Когда я вспоминаю этот момент, мне становится не по себе. Я, единственная родная душа, прижала Олега к стенке, шантажировала его. С моей стороны это было абсолютно непрофессионально, но, к счастью, я была его подругой, а не терапевтом.
Олег пролежал три месяца в лечебнице с истощением: за доброту и внимание коллег ему хотелось платить сверхпродуктивностью
Но Олег поехал. Мне, конечно, хочется завершить эту историю так: рассказать, что Олег женат, у него пятеро детей, двое своих и трое приемных. Рассказать о красивом доме с бассейном, в котором они живут с русской женой, ее детьми от первого брака, двумя общими малышами и приемной девочкой.
Но так было не сразу. Олег тяжело привыкал. Отличные знания письменного английского не помогали ему в ежедневной устной речи. Олег пролежал три месяца в психиатрической лечебнице с тяжелейшим истощением: за доброту и внимание коллег ему хотелось платить сверхпродуктивностью. Казалось, что он не достоин того, что получает, что ему нужно сделать все, чтобы заслужить…

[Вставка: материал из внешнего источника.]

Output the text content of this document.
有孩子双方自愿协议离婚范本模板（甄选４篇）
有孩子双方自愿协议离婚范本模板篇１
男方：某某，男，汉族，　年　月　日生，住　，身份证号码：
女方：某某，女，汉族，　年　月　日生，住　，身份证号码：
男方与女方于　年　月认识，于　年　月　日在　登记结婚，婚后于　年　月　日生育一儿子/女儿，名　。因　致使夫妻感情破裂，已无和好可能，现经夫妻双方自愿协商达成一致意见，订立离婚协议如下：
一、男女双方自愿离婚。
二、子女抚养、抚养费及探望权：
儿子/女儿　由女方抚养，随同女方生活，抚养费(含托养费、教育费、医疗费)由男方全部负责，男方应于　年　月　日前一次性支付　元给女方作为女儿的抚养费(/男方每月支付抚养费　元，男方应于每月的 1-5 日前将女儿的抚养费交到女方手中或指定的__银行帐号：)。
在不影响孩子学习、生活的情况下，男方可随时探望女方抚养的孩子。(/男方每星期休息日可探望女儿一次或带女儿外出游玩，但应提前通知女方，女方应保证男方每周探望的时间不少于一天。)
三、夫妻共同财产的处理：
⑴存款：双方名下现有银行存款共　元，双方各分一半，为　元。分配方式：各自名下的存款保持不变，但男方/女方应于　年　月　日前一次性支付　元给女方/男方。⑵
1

Мне стыдно, но я не примчалась к нему в клинику. Мне было очень совестно: я чувствовала себя ответственной за этот переезд. Если бы не я, он бы тихо сидел в своем подвале… Я нашла Олегу русского терапевта, который не только приезжал к нему в клинику, но и провел с коллегами своего пациента несколько групповых встреч, объяснив им сложности Олега. Он играл роль Олега, а сотрудники учились общаться иначе, выдерживать чуть большую дистанцию, помогая своему русскому коллеге привыкать к новым реалиям.
Олег вернулся в коллектив. Проработал четыре месяца в щадящем режиме: два дня в неделю в офисе, остальное время из дома. И уехал в Россию. А через год вернулся — с женой и приемными детьми. И вот тогда уже все сложилось иначе.
А я — я соблюдаю тогда еще данный Олегу обет: привожу в порядок могилу его мамы. Присылаю фотографии посаженных цветов. Мы уже не то чтобы дружны… Но я уважаю Олега так, как никого другого в этом мире.